Indem diese neuen Auftraggeber*innen selbst entscheiden, welche drängenden Fragen vor Ort existieren und in welcher Form sich damit befasst werden soll, erhalten sie ein Mitspracherecht. Einer zeitgemäßen, lebendigen Demokratie entsprechend bestimmen Bürger*innen in gemeinsamen - auch kontroversen - Debatten, wer sie sein wollen und wohin sich ihr Gemeinwesen kulturell entwickeln soll. Das Empowerment der Neuen Auftraggeber ist somit zentral.
Kultur als vierte Nachhaltigkeitsdimension
von: Büro für Nachhaltigkeit / Stadt Augsburg
Seit 2014 führt die Stadt Augsburg als vierte Dimension in ihrem Nachhaltigkeitsprozess auch die Kultur. Diese Leitlinie wurde in einem breit angelegten, partizipativen Prozess entwickelt, in dem auch kulturelle Akteur*innen und Bürger*innen beteiligt waren. Die Entwicklung war geprägt vom Verständnis von Politik als Prozess und Reallabor und nutzte künstlerischer Praxen in ihrem kulturbildenden und utopischen Potential. Dieser Ansatz ist vorbildhaft für die Kulturverwaltung. Indem Kultur zu einem zentralen Querschnittsthema für die Nachhaltigkeitsüberlegungen und -bestrebungen gemacht wird, entfaltet sie ihr Potential als gesellschaftlicher Motor für Stadt- und Gesellschaftsentwicklung. Dieser Ansatz lässt sich nicht 1:1 auf andere Verwaltungen übertragen, aber gibt modellhaft zentrale Grundzüge vor.

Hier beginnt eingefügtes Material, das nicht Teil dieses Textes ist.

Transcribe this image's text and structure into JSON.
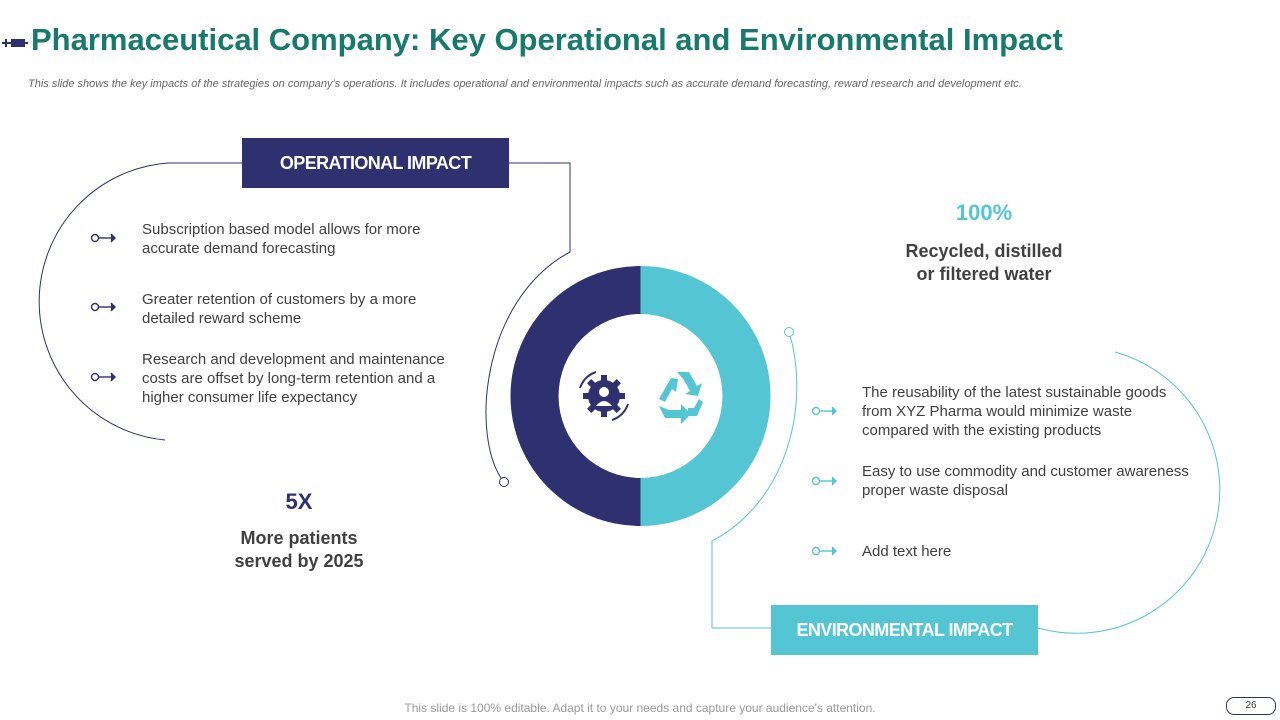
{
  "title": "Pharmaceutical Company: Key Operational and Environmental Impact",
  "subtitle": "This slide shows the key impacts of the strategies on company's operations. It includes operational and environmental impacts such as accurate demand forecasting, reward research and development etc.",
  "colors": {
    "navy": "#2e3070",
    "teal": "#54c6d3",
    "title_green": "#177a6c"
  },
  "operational": {
    "header": "OPERATIONAL IMPACT",
    "bullets": [
      "Subscription based model allows for more accurate demand forecasting",
      "Greater retention of customers by a more detailed reward scheme",
      "Research and development and maintenance costs are offset by long-term retention and a higher consumer life expectancy"
    ],
    "stat_value": "5X",
    "stat_label_line1": "More patients",
    "stat_label_line2": "served by 2025"
  },
  "environmental": {
    "header": "ENVIRONMENTAL IMPACT",
    "bullets": [
      "The reusability of the latest sustainable goods from XYZ Pharma would minimize waste compared with the existing products",
      "Easy to use commodity and customer awareness proper waste disposal",
      "Add text here"
    ],
    "stat_value": "100%",
    "stat_label_line1": "Recycled, distilled",
    "stat_label_line2": "or filtered water"
  },
  "center_icons": {
    "left": "doctor-gear-icon",
    "right": "recycle-icon"
  },
  "footer_note": "This slide is 100% editable. Adapt it to your needs and capture your audience's attention.",
  "page_number": "26"
}
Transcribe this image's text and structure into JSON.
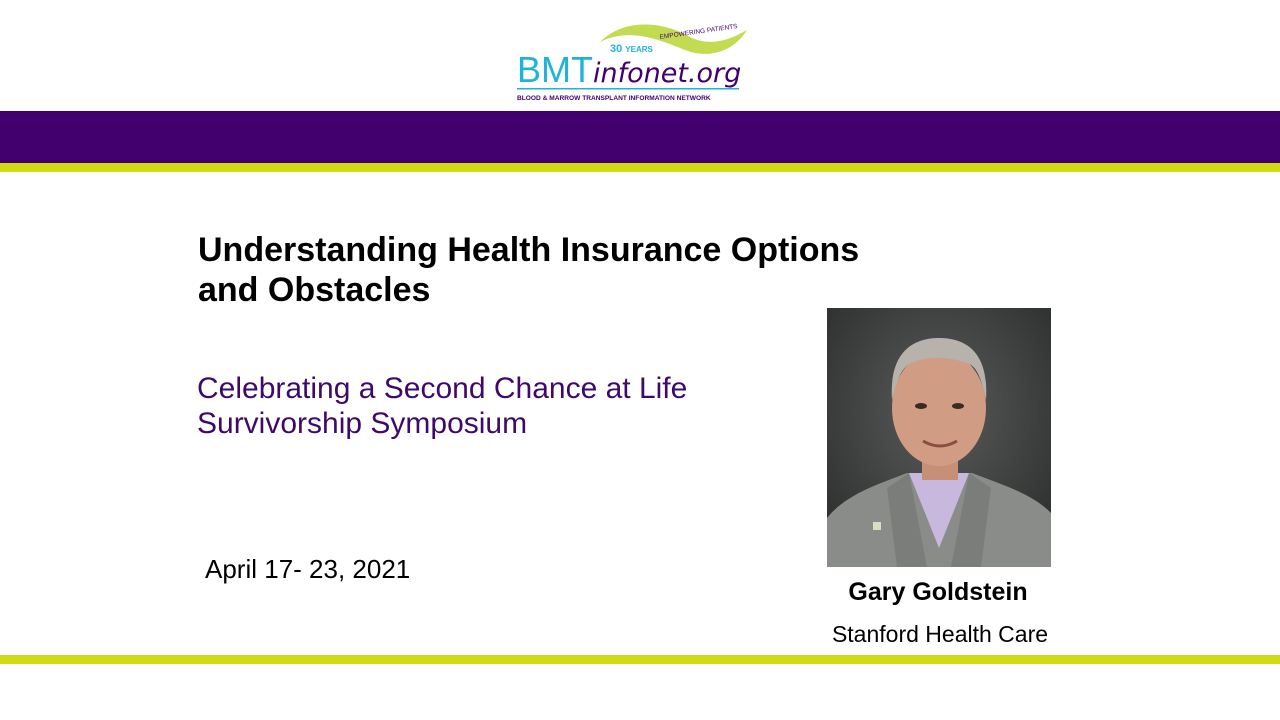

Der Augsburger Ansatz ist strukturgebend für kommunale Politik und Verwaltung. Das Projekt setzt die Frage "Wie wollen wir leben?" in den Mittelpunkt seiner Bestrebungen. Dadurch wird die konsequente Durchdringung aller kommunalen Bereiche möglich, die Messbarkeit über kulturbezogene Indikatoren zeigt Fortschritte und schafft Transparenz.